Snow’s big thing at the moment is history-based apps, and he has all the zeal of a convert; when I ask him whether they could change the teaching of history in schools, his enthusiasm goes through the roof – “100%! God yes absolutely!” Snow’s app, Timeline WW2, demonstrates the potential he sees for apps as a sort of enhanced book. “I mean there’s no question, people can’t say they’re taking away from books – it is the book! All the work that goes into the book. You’ve got more pictures, more material – and you’re able to search it.”

 In Snow’s eyes, apps have the potential to revolutionise the study of history – “a bit like the internet, when it began everyone was like ‘well I can see why it’s really good for things like sports and porn and teenage gossip but I really don’t see what the point is for history.’ Of course, ten years down the line, the internet’s absolutely extraordinary for history.” But are apps even better than books? “I love books. I love the feel of them, I love the smell of them, I have many in my house. But I think for many jobs, apps are better.”

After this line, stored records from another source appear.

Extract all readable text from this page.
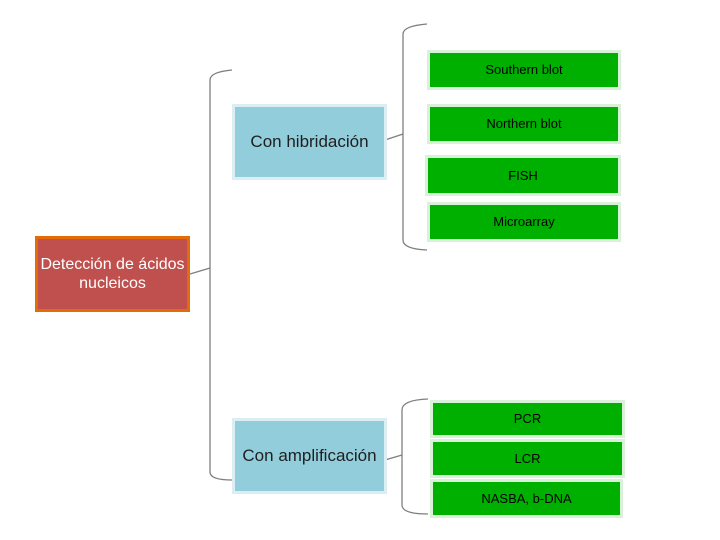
Detección de ácidos nucleicos
Con hibridación
Con amplificación
Southern blot
Northern blot
FISH
Microarray
PCR
LCR
NASBA, b-DNA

For someone who frequently talks in schools and tries to make history accessible, one would think that Snow would have strong opinions on the teaching of history. Actually, as with any good historian, he can see all sides of the argument: “That’s why I’m not writing the syllabus! Because I agree with everything.”

Understanding of British history is important: “History should give the young people context to understand the society in which they live.” But “clearly, history shouldn’t be about encouraging patriotism,” and it wouldn’t do to ignore history beyond our borders, such as Martin Luther King and the struggle for black emancipation in the United States “because I think we’re outward looking and that’s an incredibly powerful and inspiring story. And one that’s hugely relevant in the modern British state and around the world.”

Politics and history never seem to be very far apart. Do politicians manipulate history? “It goes without saying. Politicians are absolutely disgraceful in their use and abuse of history. And they justify things all the time; they appeal to a distant past that sometimes didn’t exist. I go on Twitter all the time correcting politicians on stupid things and they ignore me.” His Twitter feed is full of historical titbits, political comments, a narration of his very busy life, and amusing put-downs directed at politicians and punters alike when they get their facts wrong.

After the interview is over, we sit and chat; about Oxford, about journalism, about his life and mine – which is more than I was expecting. Snow recalls his own confusions about what path to take after university: “When you’re facing a decision, remember that sometimes both options are good. Just because it’s a good decision doesn’t mean it’s binary, doesn’t mean one’s wrong.” His decisions certainly seem to have worked well for him, and I leave with a sense that Dan Snow is absolutely where he wants to be.